The hyperbolical account of my private-school teaching job: Part 2
One afternoon, before my optimism had waned and long after good sense had taken its leave, I asked permission to take my students to the local library where we could gather and conduct research for our history reports, and was met with the response that surely they would only use the opportunity to misbehave. In spite of the many, many similar statements I had overheard or received in my time here, I was dubmfounded. What kind of a response does one give to such a presumption? I was then asked: Haven’t they already been to the library? As though one visit in a child’s educational lifetime was sufficient. Her next query was: What could they need at the library that they couldn’t find online?
No. Library trip permission denied. Better to let them use the Internet. I had no words, but if I had, they would have been of the rational variety and therefore foreign to my principal. How could a trip to the library be a waste of time? And when is preference for the Internet over real, bound books ever really given? I thought I was in the Twilight Zone and I left the principal’s office with a minor migraine brought on by illogical and insupportable educational beliefs.
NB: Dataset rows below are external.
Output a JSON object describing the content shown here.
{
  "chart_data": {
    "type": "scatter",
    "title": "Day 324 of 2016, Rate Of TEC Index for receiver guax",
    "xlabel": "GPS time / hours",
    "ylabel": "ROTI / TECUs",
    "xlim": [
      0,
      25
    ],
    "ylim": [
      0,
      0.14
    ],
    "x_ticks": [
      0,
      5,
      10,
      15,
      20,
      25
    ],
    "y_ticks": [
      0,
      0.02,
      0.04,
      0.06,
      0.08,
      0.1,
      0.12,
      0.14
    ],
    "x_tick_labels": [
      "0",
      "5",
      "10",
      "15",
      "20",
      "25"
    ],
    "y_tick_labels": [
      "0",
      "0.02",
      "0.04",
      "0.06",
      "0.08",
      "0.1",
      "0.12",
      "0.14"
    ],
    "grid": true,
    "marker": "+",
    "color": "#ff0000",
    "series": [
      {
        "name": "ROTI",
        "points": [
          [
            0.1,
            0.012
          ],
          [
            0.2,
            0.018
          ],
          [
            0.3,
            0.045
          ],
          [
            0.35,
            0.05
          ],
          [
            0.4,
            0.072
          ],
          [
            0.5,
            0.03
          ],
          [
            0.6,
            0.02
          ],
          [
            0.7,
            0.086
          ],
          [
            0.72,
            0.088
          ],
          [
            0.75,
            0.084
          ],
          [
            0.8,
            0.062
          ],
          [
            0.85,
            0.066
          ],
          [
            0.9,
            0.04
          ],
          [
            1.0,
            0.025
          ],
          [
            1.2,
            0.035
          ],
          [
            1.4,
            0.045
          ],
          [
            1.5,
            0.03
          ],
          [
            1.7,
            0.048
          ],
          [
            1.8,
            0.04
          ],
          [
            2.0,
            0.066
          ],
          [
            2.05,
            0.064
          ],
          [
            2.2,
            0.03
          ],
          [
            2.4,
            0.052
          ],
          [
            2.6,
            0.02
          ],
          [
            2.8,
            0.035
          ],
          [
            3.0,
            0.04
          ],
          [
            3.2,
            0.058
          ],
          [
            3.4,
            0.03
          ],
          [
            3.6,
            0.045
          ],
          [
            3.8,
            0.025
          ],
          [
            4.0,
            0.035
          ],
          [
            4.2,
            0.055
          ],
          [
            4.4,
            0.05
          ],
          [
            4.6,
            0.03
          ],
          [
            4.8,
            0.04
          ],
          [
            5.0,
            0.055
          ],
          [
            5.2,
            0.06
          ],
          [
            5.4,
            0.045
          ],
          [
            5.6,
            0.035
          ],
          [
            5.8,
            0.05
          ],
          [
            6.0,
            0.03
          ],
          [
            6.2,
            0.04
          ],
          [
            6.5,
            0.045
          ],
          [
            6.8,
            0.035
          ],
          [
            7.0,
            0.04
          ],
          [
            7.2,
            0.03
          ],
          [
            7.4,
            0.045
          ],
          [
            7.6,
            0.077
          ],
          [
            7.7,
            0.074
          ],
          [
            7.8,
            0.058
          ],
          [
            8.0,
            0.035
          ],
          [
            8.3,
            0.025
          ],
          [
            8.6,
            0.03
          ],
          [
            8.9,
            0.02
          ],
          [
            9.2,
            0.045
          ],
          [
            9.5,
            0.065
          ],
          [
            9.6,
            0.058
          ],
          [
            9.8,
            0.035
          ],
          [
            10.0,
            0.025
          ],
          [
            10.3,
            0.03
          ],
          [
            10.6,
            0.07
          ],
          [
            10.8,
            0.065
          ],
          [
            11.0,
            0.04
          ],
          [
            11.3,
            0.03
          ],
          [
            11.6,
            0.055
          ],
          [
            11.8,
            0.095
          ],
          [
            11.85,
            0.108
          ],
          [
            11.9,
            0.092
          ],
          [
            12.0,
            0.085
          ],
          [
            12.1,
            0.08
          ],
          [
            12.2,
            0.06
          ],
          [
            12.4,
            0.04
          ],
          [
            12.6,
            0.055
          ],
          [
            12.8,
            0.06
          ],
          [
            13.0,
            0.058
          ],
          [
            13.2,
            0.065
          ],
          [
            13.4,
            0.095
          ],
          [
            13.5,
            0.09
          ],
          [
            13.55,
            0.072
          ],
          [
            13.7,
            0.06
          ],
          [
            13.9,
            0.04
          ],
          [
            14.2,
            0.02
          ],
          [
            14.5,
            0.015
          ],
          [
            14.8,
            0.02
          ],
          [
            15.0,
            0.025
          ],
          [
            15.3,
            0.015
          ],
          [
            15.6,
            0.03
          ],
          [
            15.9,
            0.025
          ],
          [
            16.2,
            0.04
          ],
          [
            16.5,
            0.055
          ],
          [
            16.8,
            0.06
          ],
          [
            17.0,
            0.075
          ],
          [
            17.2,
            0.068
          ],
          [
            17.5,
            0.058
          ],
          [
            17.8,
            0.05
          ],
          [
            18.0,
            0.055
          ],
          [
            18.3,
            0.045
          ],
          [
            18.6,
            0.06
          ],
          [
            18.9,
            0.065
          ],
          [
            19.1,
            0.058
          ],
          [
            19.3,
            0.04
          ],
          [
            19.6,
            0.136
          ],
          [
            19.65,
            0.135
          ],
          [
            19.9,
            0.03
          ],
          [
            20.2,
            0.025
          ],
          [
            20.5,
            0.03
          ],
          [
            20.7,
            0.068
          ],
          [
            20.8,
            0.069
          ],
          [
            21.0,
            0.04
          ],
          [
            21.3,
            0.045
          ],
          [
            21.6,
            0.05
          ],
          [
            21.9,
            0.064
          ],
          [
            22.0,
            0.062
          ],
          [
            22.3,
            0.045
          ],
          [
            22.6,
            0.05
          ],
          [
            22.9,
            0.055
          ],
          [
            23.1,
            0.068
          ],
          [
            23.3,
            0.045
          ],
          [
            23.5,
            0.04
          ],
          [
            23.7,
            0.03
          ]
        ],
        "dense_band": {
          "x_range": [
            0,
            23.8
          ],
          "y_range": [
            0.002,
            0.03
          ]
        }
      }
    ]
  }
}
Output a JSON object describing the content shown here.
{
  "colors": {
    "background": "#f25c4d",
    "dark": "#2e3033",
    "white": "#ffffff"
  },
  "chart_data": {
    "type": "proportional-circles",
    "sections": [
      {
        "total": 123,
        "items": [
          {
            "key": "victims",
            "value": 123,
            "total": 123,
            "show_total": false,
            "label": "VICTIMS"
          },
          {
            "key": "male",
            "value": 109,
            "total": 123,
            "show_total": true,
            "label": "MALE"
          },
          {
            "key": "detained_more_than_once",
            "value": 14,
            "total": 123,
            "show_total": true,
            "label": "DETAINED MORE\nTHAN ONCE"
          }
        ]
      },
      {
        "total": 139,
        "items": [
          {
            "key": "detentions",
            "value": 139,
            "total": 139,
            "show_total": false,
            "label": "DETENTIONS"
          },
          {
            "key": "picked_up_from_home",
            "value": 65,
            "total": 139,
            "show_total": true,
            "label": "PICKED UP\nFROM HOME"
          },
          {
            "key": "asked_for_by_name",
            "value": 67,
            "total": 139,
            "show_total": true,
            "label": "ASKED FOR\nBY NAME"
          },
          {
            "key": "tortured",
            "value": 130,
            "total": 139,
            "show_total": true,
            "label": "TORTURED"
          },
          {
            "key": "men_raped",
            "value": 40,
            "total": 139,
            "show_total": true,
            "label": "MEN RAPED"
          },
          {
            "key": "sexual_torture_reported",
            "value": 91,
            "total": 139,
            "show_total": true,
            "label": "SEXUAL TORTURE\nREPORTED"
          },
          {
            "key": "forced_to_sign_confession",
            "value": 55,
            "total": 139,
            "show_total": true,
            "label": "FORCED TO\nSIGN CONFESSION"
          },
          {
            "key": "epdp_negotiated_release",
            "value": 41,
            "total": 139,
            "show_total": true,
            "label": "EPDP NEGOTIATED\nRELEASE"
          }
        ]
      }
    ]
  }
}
The students had, however, not long before this denied request, been encouraged to attend the field trip to Microsoft in Redmond. It was a field trip that had been discussed with the Math and Science teachers but that had (strangely enough) not reached the ears or email inboxes of the English/History and Logic teachers–that is, my husband and myself. It seems we were somehow responsible for this oversight, and instead of an apology for the lack in communication were told we needed to be more flexible. It was, after all, Microsoft. One must show due respect. Even students who had no intention whatever of working there were bundled into the van and taken away. I was left subbing for the science teacher and my husband had wasted an afternoon prepping for a class he did not need to teach.
It was clear that reading, language, literature, or appreciation for any of these subjecs had not really the top priority and were, furthermore, culturally passé. STEM was the big thing now, and Engineering and Math were about to break out and make winners of us all. Art, though a cornerstone of classical learning, was relegated to an elective for the junior high or high school and was given the same credence, or even less credence than the before-school coding class. The sciences, including STEM, were the sexy subjects, and therefore got more air time and attention. Literature, on the other hand, held a certain degree of danger, possessed too much free thought, perhaps, to be given its due and given its head.
My subjects: writing, reading, discussion, were all crammed into one 50-minute period a day which was often borne into by delayed lunches, student council, or a variety of ‘pull-out’ reasons. Math, on the other hand, was never cancelled, even on half-days and was given a full hour to show it our allegiance. Anyone who was late to math had to have a good reason; anyone late to English (or History) was probably helping change a lightbulb and was summarily excused.